[Python-Dev] Withdrawn PEP 288 and thoughts on PEP 342

Guido van Rossum gvanrossum at gmail.com
Fri Jun 17 08:43:12 CEST 2005


[Raymond]
> Let me go on record as a strong -1 for "continue EXPR".  The for-loop is
> our most basic construct and is easily understood in its present form.
> The same can be said for "continue" and "break" which have the added
> advantage of a near zero learning curve for people migrating from other
> languages.
> 
> Any urge to complicate these basic statements should be seriously
> scrutinized and held to high standards of clarity, explainability,
> obviousness, usefulness, and necessity.  IMO, it fails most of those
> tests.
> 
> I would not look forward to explaining "continue EXPR" in the tutorial
> and think it would stand out as an anti-feature.

You sometimes seem to compound a rational argument with too much rhetoric.

The correct argument against "continue EXPR" is that there are no use
cases yet; if there were a good use case, the explanation would follow
easily.

The original use case (though not presented in PEP 340) was to serve
as the equivalent to "return EXPR" in a Ruby block. In Ruby you have
something like this (I probably get the syntax wrong):

  a.foreach() { |x| ...some code... }

This executes the block for each item in a, with x (a formal parameter
to the block) set to each consecutive item. In Python we would write
it like this of course:

  for x in a:
      ...some code...

In Ruby, the block is an anonymous procedure (a thunk) and foreach() a
method that receives a margic (anonymous) parameter which is the
thunk.

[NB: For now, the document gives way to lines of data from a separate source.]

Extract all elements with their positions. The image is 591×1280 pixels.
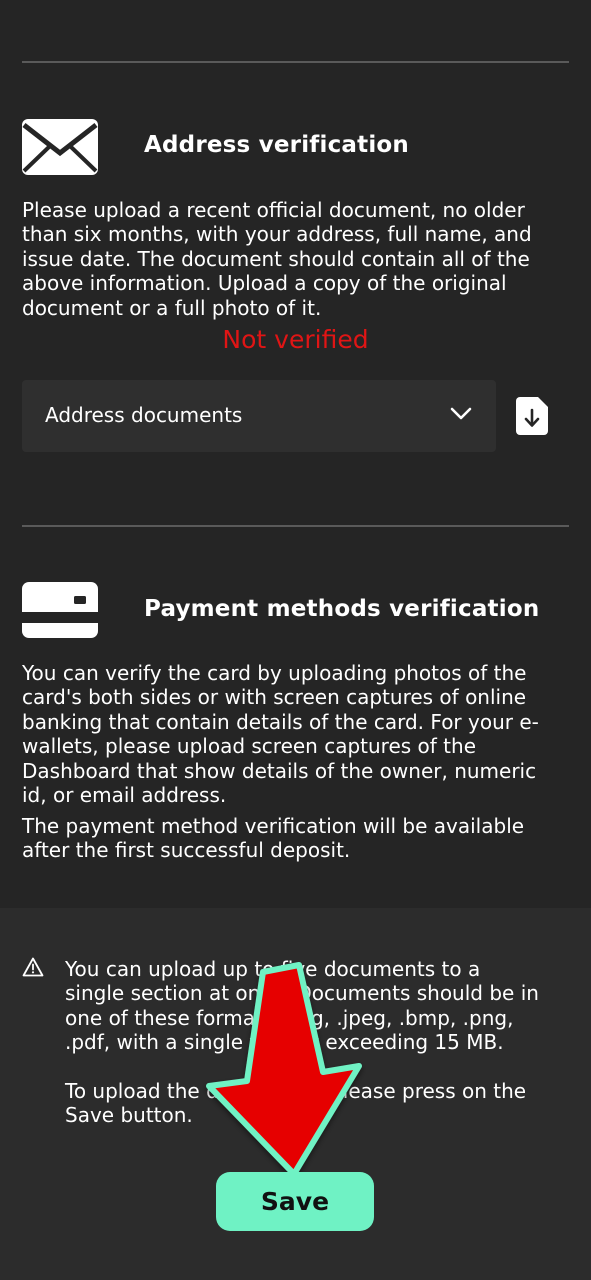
address-documents-select[interactable]: Address documents <box>22 380 496 452</box>
verification-panel: Address verification Please upload a rec… <box>0 0 591 908</box>
divider <box>22 525 569 527</box>
note-line: The payment method verification will be … <box>22 814 525 838</box>
envelope-icon <box>22 119 98 179</box>
description-line: above information. Upload a copy of the … <box>22 271 507 296</box>
description-line: id, or email address. <box>22 783 227 808</box>
address-verification-title: Address verification <box>144 132 409 158</box>
save-button[interactable]: Save <box>216 1172 374 1231</box>
warning-icon <box>22 957 44 981</box>
description-line: Dashboard that show details of the owner… <box>22 758 537 783</box>
description-line: Please upload a recent official document… <box>22 198 525 222</box>
note-line: after the first successful deposit. <box>22 838 351 863</box>
description-line: card's both sides or with screen capture… <box>22 685 527 710</box>
select-value: Address documents <box>45 403 243 427</box>
payment-verification-title: Payment methods verification <box>144 596 540 622</box>
address-verification-description: Please upload a recent official document… <box>22 198 582 320</box>
description-line: than six months, with your address, full… <box>22 222 532 247</box>
description-line: document or a full photo of it. <box>22 295 322 320</box>
red-arrow-down-icon <box>200 960 370 1189</box>
upload-file-icon[interactable] <box>516 397 548 439</box>
card-icon <box>22 582 98 642</box>
description-line: banking that contain details of the card… <box>22 709 539 734</box>
divider <box>22 61 569 63</box>
chevron-down-icon <box>450 406 472 425</box>
description-line: You can verify the card by uploading pho… <box>22 661 527 685</box>
description-line: wallets, please upload screen captures o… <box>22 734 477 759</box>
description-line: issue date. The document should contain … <box>22 246 530 271</box>
payment-verification-description: You can verify the card by uploading pho… <box>22 661 582 807</box>
verification-status: Not verified <box>222 325 369 354</box>
payment-verification-note: The payment method verification will be … <box>22 814 582 863</box>
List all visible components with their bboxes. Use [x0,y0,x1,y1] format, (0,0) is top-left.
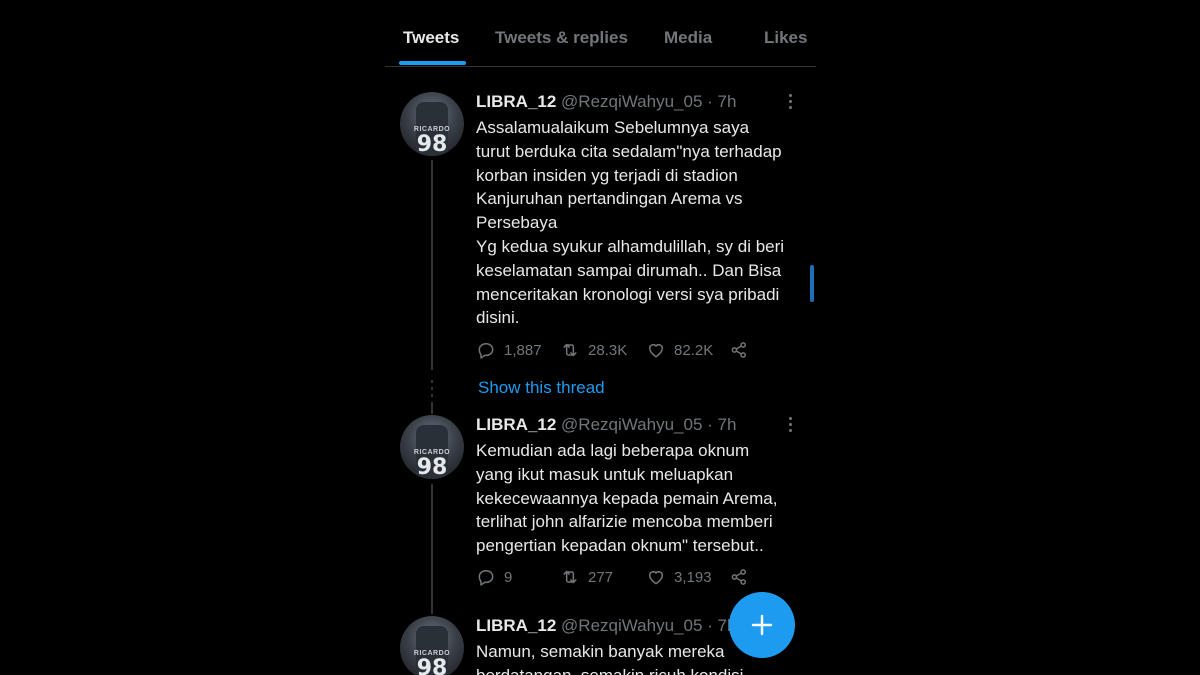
compose-tweet-button[interactable] [729,592,795,658]
tweet-header: LIBRA_12 @RezqiWahyu_05 · 7h [476,616,736,636]
retweet-icon [563,343,577,357]
tweet-text-line: berdatangan, semakin ricuh kondisi [476,664,806,675]
thread-dot [431,394,433,397]
tab-tweets-replies[interactable]: Tweets & replies [495,28,628,48]
reply-count: 9 [504,568,513,586]
tweet-text: Kemudian ada lagi beberapa oknum yang ik… [476,439,806,558]
tweet-text-line: Persebaya [476,213,558,233]
avatar[interactable]: RICARDO 98 [400,415,464,479]
plus-icon [751,614,773,636]
avatar-jersey-number: 98 [416,455,448,479]
thread-dot [431,387,433,390]
avatar[interactable]: RICARDO 98 [400,616,464,675]
tweet-text: Assalamualaikum Sebelumnya saya turut be… [476,116,806,330]
handle-time[interactable]: @RezqiWahyu_05 · 7h [561,616,736,635]
retweet-icon [563,570,577,584]
tab-likes[interactable]: Likes [764,28,807,48]
display-name[interactable]: LIBRA_12 [476,92,556,111]
tweet-text-line: Yg kedua syukur alhamdulillah, sy di ber… [476,236,785,256]
reply-count: 1,887 [504,341,542,359]
tweet-text-line: turut berduka cita sedalam"nya terhadap [476,141,782,161]
active-tab-indicator [399,61,466,65]
handle-time[interactable]: @RezqiWahyu_05 · 7h [561,415,736,434]
handle-time[interactable]: @RezqiWahyu_05 · 7h [561,92,736,111]
share-button[interactable] [729,567,749,587]
tweet-text-line: Kemudian ada lagi beberapa oknum [476,441,750,460]
retweet-button[interactable]: 277 [560,567,613,587]
display-name[interactable]: LIBRA_12 [476,415,556,434]
show-thread-link[interactable]: Show this thread [478,378,605,398]
tab-media[interactable]: Media [664,28,712,48]
tweet-header: LIBRA_12 @RezqiWahyu_05 · 7h [476,415,736,435]
tweet-text-line: menceritakan kronologi versi sya pribadi [476,284,780,304]
reply-button[interactable]: 9 [476,567,512,587]
profile-tabs: Tweets Tweets & replies Media Likes [385,0,816,67]
tweet-text-line: disini. [476,308,520,328]
reply-button[interactable]: 1,887 [476,340,542,360]
like-button[interactable]: 82.2K [646,340,713,360]
tweet-text-line: Assalamualaikum Sebelumnya saya [476,118,750,137]
share-icon [731,569,746,585]
tweet-header: LIBRA_12 @RezqiWahyu_05 · 7h [476,92,736,112]
like-count: 82.2K [674,341,714,359]
tweet-text-line: kekecewaannya kepada pemain Arema, [476,488,778,508]
retweet-button[interactable]: 28.3K [560,340,627,360]
like-button[interactable]: 3,193 [646,567,712,587]
like-count: 3,193 [674,568,712,586]
display-name[interactable]: LIBRA_12 [476,616,556,635]
tweet-text-line: korban insiden yg terjadi di stadion [476,165,738,185]
share-button[interactable] [729,340,749,360]
avatar-jersey-number: 98 [416,656,448,675]
tweet-text-line: yang ikut masuk untuk meluapkan [476,464,734,484]
heart-icon [649,571,663,585]
heart-icon [649,344,663,358]
more-icon[interactable] [785,92,795,112]
avatar[interactable]: RICARDO 98 [400,92,464,156]
avatar-jersey-number: 98 [416,132,448,156]
tab-tweets[interactable]: Tweets [403,28,459,48]
profile-timeline: Tweets Tweets & replies Media Likes RICA… [385,0,816,675]
retweet-count: 277 [588,568,614,586]
thread-dot [431,380,433,383]
reply-icon [478,343,494,359]
share-icon [731,342,746,358]
thread-connector-line [431,484,433,614]
thread-connector-line [431,402,433,414]
tweet-text-line: keselamatan sampai dirumah.. Dan Bisa [476,260,782,280]
tweet-text-line: pengertian kepadan oknum" tersebut.. [476,536,764,556]
retweet-count: 28.3K [588,341,628,359]
tweet-text-line: Kanjuruhan pertandingan Arema vs [476,189,743,209]
reply-icon [478,570,494,586]
thread-connector-line [431,160,433,370]
tweet-text-line: terlihat john alfarizie mencoba memberi [476,512,773,532]
scrollbar-thumb[interactable] [810,265,814,302]
more-icon[interactable] [785,415,795,435]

Inside foreach(), you write "yield EXPR" which calls the block
with x set to EXPR. When the block contains a return statement, the
return value is delivered to the foreach() method as the return value
of yield, which can be assigned like this:

  VAR = yield EXPR

Note that Ruby's yield is just a magic call syntax that calls the thunk!

But this means that the thunks can be used for other purposes as well.
One common use is to have the block act as a Boolean function that
selects items from a list; this way you could write filter() with an
inline selection, for example (making this up):

  a1 = a.filter() { |x| return x > 0 }

might set a1 to the list of a's elements that are > 0. (Not saying
that this is a built-in array method in Ruby, but I think you could
write one.)

This particular example doesn't translate well into Python because a
for-loop doesn't have a return value. Maybe that would be a future
possibility if yield-expressions become accepted (just kidding:-).

However, I can see other uses for looping over a sequence using a
generator and telling the generator something interesting about each
of the sequence's items, e.g. whether they are green, or should be
printed, or which dollar value they represent if any (to make up a
non-Boolean example).

Anyway, "continue EXPR" was born as I was thinking of a way to do this
kind of thing in Python, since I didn't want to give up return as a
way of breaking out of a loop (or several!) and returning from a
function.

But I'm the first to admit that the use case is still very much
hypothetical -- unlike that for g.next(EXPR) and VAR = yield.